Sequencing DNA—revolutionary progress
The arrival of DNA sequencing technology over 40 years ago was critical for triggering the era of the genome. In 1977, two papers appeared a few months apart in the Proceedings of the National Academy of Sciences of the United States of America (PNAS) (Maxam and Gilbert 1977; Sanger et al. 1977) with different methods. The ingenious Sanger technique, which used radioactively labelled chain terminating inhibitors of nucleotide elongation in polymerase-catalysed primer extension, followed by polyacrylamide gel electrophoresis at single nucleotide sequence resolution, was eventually adopted for most early sequencing applications. The first small genome sequenced was the 5.4 kb bacteriophage ΦX174 (Sanger et al. 1978). From then on, constant innovation and step-by-step improvement of the chemical and engineering technologies allowed increasingly efficient and accurate sequencing. The history of this progression is described in a review celebrating 40 years of continuing innovation (Shendure et al. 2017). The progress has been breath-taking both technically and in terms of cost reduction. Long-read single-molecule sequencing is now revolutionizing the field (literally, you can sequence in a field), though short read sequencing is still heavily used routinely.

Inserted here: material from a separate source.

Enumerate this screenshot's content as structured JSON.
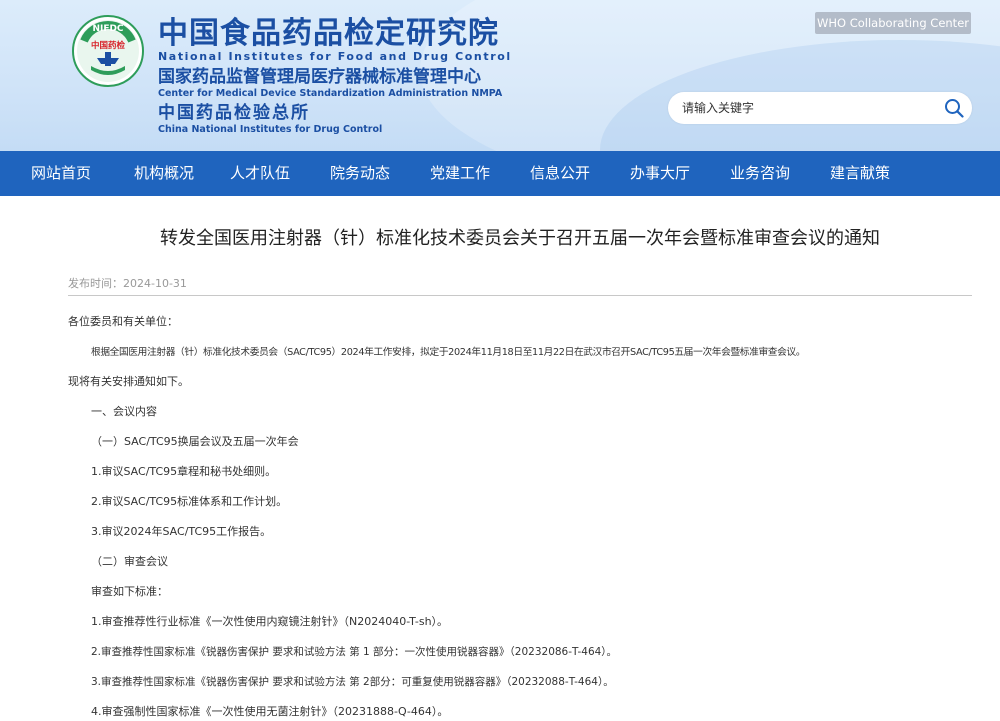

Genome assembly is still a complex task despite the huge advances in sequencing and in the computational assembly of overlapping fragments (Kolmogorov et al. 2018). Although painfully slow chromosome-specific mapping exercises are no longer needed when genomes in novel species are sequenced, an available framework map can still be very useful and modern technology can refine and confirm it, as shown for the C57BL/6J laboratory mouse genome (Lilue et al. 2018). One tool developed in the mid-1980s for map building is fluorescence in situ hybridisation (FISH). Fluorescently labelled BAC clones were frequently used for hybridisation to denatured metaphase chromosomes and even to interphase nuclei (Lichter et al. 1990). This technology is still used for very large complex genome assemblies, such as the 32 Gb (10× human genome size) axolotl genome (Smith et al. 2018). However, with overlapping sequencing and long-read novel technologies such as Pacific Biosciences (PAC-Bio) and Oxford Nanopore to bridge gaps, genome assembly is becoming easier and more reliable. An important finding for human genomes was the high frequency of copy-number variants, quite a few of which are found to be pathogenic, some associated with specific disease.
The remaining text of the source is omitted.